Since it does not appear on the face of the arbitrators' award that the separate items of damages were duplicative, we find that the arbitrators did not overstep or imperfectly execute their authority in awarding such damages.3
4. Banderas argues that the arbitrators overstepped their authority in awarding liquidated damages to Doman, because the liquidated damages provision of the Asset Purchase Agreement is void as a penalty. However, the construction of the liquidated damages provision was a matter for the arbitrators to determine. See City of College Park v. Batson-Cook Co., 196 Ga.App. 138, 140, 395 S.E.2d 385 (1990). “The fact that the relief was such that it could not or would not be granted by a court of law or equity is not ground for vacating or refusing to confirm the award.” OCGA § 9-9-13(d). Furthermore, an arbitrator has the “inherent power to fashion a remedy as long as the award draws its essence from the contract or statute.” (Punctuation omitted.) Greene, supra at 595, 468 S.E.2d 350.
Additionally, liquidated damages provisions are not per se illegal or unenforceable in Georgia. Rather, they are enforceable if the injury caused by the breach of contract is difficult or impossible to estimate, the parties intend to provide for damages, and the sum stipulated is a reasonable pre-estimate of the probable loss. Wehunt v. ITT Business Communications Corp., 183 Ga.App. 560, 561(2), 359 S.E.2d 383 (1987); see also OCGA § 13-6-7. In the present case, the arbitrators did not set forth their reasons for finding the liquidated damages provision to be enforceable, and they are not required to do so. Greene, supra at 595, 468 S.E.2d 350. This Court will not examine the evidence to determine whether the arbitrators correctly applied Georgia law in making an award of liquidated damages. Therefore, this enumeration is without merit.
5. Finally, Banderas argues that the evidence did not support the arbitrators' finding that his actions constituted tortious interference. Because a reviewing court is prohibited from weighing the evidence submitted before the arbitrator, this enumeration is without merit. Greene, supra at 596-597, 468 S.E.2d 350.
1. Doman does not appeal the trial court's order setting aside the award of punitive damages.
2. In his brief, Banderas also argues that Doman waived his right to arbitrate the tort claims by not asserting such claims in his original complaint seeking to compel arbitration. However, as this issue was not contained in Banderas' enumerations of error, it will not be considered on appeal. West v. Nodvin, 196 Ga.App. 825, 830(4), 397 S.E.2d 567 (1990).

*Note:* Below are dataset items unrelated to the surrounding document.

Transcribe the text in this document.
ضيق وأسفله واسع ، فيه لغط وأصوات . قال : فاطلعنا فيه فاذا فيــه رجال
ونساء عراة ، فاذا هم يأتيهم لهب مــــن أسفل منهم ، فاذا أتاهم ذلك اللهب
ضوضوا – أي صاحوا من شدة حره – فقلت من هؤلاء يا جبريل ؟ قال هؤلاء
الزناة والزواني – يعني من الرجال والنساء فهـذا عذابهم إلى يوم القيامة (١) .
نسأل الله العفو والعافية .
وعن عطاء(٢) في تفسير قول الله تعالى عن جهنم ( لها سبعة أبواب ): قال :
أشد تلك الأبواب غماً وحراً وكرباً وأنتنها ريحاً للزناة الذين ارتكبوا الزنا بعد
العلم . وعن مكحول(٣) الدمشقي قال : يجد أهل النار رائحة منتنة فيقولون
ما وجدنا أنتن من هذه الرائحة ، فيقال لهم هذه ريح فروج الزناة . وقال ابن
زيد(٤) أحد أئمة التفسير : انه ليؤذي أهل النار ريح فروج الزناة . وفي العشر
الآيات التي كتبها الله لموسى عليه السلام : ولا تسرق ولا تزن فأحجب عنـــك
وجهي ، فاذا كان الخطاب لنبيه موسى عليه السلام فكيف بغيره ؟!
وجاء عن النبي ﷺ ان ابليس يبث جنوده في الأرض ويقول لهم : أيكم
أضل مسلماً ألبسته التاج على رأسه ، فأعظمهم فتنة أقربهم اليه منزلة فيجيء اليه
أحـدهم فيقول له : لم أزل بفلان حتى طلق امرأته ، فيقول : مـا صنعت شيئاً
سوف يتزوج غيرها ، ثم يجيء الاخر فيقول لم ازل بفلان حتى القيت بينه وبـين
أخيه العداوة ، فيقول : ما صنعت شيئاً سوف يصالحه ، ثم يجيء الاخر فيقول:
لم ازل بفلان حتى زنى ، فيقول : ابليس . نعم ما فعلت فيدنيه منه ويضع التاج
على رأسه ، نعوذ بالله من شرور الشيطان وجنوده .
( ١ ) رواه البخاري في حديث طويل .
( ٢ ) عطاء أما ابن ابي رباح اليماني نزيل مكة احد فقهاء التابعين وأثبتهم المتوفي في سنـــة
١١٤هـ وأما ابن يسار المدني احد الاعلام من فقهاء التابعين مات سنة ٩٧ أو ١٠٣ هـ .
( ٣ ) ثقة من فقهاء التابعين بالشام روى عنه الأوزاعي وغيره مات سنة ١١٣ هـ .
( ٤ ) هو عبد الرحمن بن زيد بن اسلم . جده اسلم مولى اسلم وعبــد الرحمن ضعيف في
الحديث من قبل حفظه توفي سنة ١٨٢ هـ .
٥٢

3. This Court's holding in Mid-American Elevator Co. v. Gemco Elevator Co., 183 Ga.App. 88, 357 S.E.2d 838 (1987), does not demand a different result. In that case, the Court vacated an award pursuant to OCGA § 9-9-13(b)(3), where the evidence clearly showed, and the appellee admitted, that certain invoices were counted twice by the arbitrator in determining the amount of damages. The Court held that, in such case, there was “such an ‘imperfect execution of the (arbitration) that a final and definite award upon the subject matter submitted was not made.’ ” Id. at 89, 357 S.E.2d 838. However, that case was decided before Greene, which finally established that a reviewing court is prohibited from weighing the evidence submitted to the arbitrator, regardless of whether there is any evidence to support the award. Greene, supra at 596-597, 468 S.E.2d 350.
BEASLEY, J., and HAROLD R. BANKE, Senior Appellate Judge, concur.